Rudnay tried sitting in the press box the next game. No good. People wanted to talk football with him. He tried sitting next to his wife in the stands. "That was even worse," he says. A few weeks later Levy got Rudnay back into uniform—a coach's uniform—and put him on the sidelines so he could hand out advice to his teammates.
That's one side of Jack Rudnay, No. 58. There's another side. Around the locker room everyone tells Rudnay stories. They talk of the way Rudnay got even with people he thought had wronged him; they talk of how he copes with the world's madness by outloonying it; they talk of his flair for parody. In K.C. they still talk about the TV short Rudnay did on fishing for bass in the city's Volker Fountain, a parody of the death-and-deliverance struggles of the fish and the fisherman.
Without his credentials on the field, Rudnay would be just another zany in a business full of them, another transitory oddball who came and went, an anecdote. As he marches along in tune to his own band, indulging his love of hilarity, pursuing his profession with a high level of proficiency and an extraordinarily high pain threshold, Rudnay will occasionally stop and take a long look at the world around him. And that's when the laughter stops and another emotion—an overwhelming feeling of sadness—comes in. He will see children in anguish—the suffering, the crippled—and he'll give of himself, and yes, he'll cry, too. Tears are very much a part of the total picture. But we're getting ahead of the story.

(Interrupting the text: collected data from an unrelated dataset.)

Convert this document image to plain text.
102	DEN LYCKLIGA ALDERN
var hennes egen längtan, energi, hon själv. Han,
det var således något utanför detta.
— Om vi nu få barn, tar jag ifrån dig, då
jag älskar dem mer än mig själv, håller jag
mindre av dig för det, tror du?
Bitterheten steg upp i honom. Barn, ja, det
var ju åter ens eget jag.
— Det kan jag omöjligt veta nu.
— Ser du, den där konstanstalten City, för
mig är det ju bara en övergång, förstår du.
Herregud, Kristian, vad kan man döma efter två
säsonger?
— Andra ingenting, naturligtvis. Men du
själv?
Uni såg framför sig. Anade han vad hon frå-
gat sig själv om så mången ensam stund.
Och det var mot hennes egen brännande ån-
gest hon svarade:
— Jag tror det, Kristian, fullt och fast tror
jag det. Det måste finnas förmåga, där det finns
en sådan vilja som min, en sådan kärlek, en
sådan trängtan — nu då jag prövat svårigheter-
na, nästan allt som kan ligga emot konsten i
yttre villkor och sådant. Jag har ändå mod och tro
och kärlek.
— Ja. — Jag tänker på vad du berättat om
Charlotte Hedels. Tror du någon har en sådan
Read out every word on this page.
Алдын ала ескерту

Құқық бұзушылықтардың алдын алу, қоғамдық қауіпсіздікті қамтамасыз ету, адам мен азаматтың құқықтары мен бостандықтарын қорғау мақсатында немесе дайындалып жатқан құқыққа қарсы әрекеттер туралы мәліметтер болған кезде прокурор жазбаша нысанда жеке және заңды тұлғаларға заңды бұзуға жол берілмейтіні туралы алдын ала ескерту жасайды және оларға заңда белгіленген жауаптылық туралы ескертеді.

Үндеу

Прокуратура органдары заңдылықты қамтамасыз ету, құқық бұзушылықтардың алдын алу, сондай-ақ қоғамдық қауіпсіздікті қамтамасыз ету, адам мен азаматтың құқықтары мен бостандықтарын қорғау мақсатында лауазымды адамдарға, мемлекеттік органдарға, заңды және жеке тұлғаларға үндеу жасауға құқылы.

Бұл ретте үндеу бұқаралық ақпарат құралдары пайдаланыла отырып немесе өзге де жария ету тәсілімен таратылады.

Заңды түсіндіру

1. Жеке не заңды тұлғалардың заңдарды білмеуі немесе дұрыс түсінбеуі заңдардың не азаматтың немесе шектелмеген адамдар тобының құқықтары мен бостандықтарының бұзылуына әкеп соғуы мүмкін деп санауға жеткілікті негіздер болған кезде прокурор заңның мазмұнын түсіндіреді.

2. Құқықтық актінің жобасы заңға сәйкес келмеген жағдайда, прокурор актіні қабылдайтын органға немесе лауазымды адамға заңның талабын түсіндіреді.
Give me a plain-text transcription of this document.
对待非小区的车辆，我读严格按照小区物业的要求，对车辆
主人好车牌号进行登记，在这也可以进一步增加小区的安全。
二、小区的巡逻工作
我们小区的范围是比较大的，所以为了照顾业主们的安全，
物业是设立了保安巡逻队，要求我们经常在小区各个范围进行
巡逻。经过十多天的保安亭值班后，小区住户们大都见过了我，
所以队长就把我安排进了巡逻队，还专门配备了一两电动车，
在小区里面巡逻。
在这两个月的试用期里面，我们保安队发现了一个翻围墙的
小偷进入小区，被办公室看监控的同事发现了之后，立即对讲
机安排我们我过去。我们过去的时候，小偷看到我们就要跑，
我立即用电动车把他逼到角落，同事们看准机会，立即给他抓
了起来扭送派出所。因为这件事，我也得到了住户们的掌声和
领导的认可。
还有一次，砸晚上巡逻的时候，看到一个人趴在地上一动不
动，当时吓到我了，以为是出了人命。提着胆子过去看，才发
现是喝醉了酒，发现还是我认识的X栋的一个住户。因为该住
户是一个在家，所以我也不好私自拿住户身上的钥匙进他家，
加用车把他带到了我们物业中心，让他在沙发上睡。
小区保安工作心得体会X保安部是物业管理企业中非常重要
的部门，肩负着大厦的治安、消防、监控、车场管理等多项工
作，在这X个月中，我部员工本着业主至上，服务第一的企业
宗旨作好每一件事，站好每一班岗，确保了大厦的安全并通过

I had heard Jack Rudnay stories before—everyone around the game has—but until one bright, sunny day last May on Interstate 70 on the way to K.C.'s Arrowhead Stadium, I hadn't seen anything firsthand.
We were moving along smartly in Rudnay's 76 Jeep Cherokee. Rudnay was heading for the weight room for a final workout before beginning a two-week family vacation in Yellowstone Park. Weights aren't his thing. "I've seen guys who could lift 500 pounds but couldn't block anybody," he says. But the book says everybody goes through the program, and Rudnay draws paychecks from the Chiefs.